Androgen receptor drives polyamine synthesis creating a vulnerability for prostate cancer.
Rajendra Kumar, Sheila Jonnatan, David E Sanin, Varsha Vakkala, Anoushka Kadam, Shivani Kumar, D Marc Rosen, Susan L Dalrymple, Liang Zhao, Jackson R Foley, Cassandra E Holbert, Ashley Nwafor, Srushti Kittane, Elizabeth Penner, Petya Apostolova
Abstract
Open AccessSupraphysiological androgen (SPA) treatment can paradoxically restrict growth of castration-resistant prostate cancer with high androgen receptor (AR) activity, which is the basis for use of Bipolar Androgen Therapy (BAT) for patients with this disease. While androgens are widely appreciated to enhance anabolic metabolism, how SPA-mediated metabolic changes alter prostate cancer progression and therapy response is unknown. Here, we report that SPA markedly increased intracellular and secreted polyamines in prostate cancer models. AR binding at enhancer sites upstream of the ODC1 promoter increased the abundance of ornithine decarboxylase (ODC), a rate-limiting enzyme of polyamine synthesis, and de novo synthesis of polyamines from arginine.
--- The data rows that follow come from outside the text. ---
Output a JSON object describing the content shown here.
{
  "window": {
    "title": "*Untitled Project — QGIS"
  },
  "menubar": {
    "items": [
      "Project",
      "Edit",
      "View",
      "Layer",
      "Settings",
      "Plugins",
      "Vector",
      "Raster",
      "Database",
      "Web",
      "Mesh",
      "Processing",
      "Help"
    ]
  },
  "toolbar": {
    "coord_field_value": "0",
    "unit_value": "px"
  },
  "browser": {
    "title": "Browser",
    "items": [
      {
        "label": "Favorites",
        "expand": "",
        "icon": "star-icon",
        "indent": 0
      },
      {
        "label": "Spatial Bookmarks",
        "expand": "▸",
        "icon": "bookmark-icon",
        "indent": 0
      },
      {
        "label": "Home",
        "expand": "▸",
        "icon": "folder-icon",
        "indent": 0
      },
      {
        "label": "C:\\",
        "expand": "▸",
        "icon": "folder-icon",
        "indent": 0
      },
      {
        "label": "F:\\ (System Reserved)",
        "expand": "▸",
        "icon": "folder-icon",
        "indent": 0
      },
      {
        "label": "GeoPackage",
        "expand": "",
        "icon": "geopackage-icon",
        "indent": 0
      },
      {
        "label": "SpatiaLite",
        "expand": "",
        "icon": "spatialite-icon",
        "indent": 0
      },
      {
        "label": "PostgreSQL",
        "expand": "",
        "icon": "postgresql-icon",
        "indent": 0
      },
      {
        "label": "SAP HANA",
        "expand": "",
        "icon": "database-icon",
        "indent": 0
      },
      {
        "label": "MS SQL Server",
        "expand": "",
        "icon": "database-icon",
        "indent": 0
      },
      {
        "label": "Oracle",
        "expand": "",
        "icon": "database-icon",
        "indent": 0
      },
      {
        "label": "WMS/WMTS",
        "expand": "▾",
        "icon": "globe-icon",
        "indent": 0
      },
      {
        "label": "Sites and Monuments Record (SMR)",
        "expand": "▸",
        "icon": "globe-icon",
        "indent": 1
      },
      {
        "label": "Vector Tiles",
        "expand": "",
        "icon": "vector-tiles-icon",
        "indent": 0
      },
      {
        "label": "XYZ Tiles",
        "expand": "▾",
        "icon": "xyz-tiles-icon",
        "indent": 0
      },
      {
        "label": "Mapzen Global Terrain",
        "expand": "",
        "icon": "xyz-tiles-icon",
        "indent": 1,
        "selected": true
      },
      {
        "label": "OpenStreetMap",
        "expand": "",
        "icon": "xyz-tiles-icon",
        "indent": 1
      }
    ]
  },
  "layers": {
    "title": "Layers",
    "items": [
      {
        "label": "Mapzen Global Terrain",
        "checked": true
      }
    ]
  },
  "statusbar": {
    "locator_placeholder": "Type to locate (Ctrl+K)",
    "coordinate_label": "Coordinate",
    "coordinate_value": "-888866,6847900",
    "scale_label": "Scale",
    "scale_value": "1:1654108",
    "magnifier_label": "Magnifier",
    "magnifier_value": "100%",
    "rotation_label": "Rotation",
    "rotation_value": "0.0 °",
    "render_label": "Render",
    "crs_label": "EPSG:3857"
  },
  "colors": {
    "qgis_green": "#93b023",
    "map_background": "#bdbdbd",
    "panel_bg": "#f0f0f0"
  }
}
SPA-stimulated polyamines enhanced prostate cancer fitness, as dCas9-KRAB-mediated inhibition of AR regulation of ODC1 or direct ODC inhibition by difluoromethylornithine (DFMO) increased efficacy of SPA. Mechanistically, AR activation combined with loss of negative feedback by polyamines increased the activity of S-adenosylmethionine decarboxylase 1 (AMD1), leading to depletion of its substrate S-adenosylmethionine and global protein methylation. These data provided the rationale for a clinical trial testing the safety and efficacy of BAT in combination with DFMO for patients with metastatic castration-resistant prostate cancer. Pharmacodynamic studies of this therapeutic combination in the first five patients on trial indicated that this approach effectively depleted polyamines in plasma. Thus, the AR potently stimulates polyamine synthesis, which constitutes a vulnerability in prostate cancer treated with SPA that can be targeted therapeutically.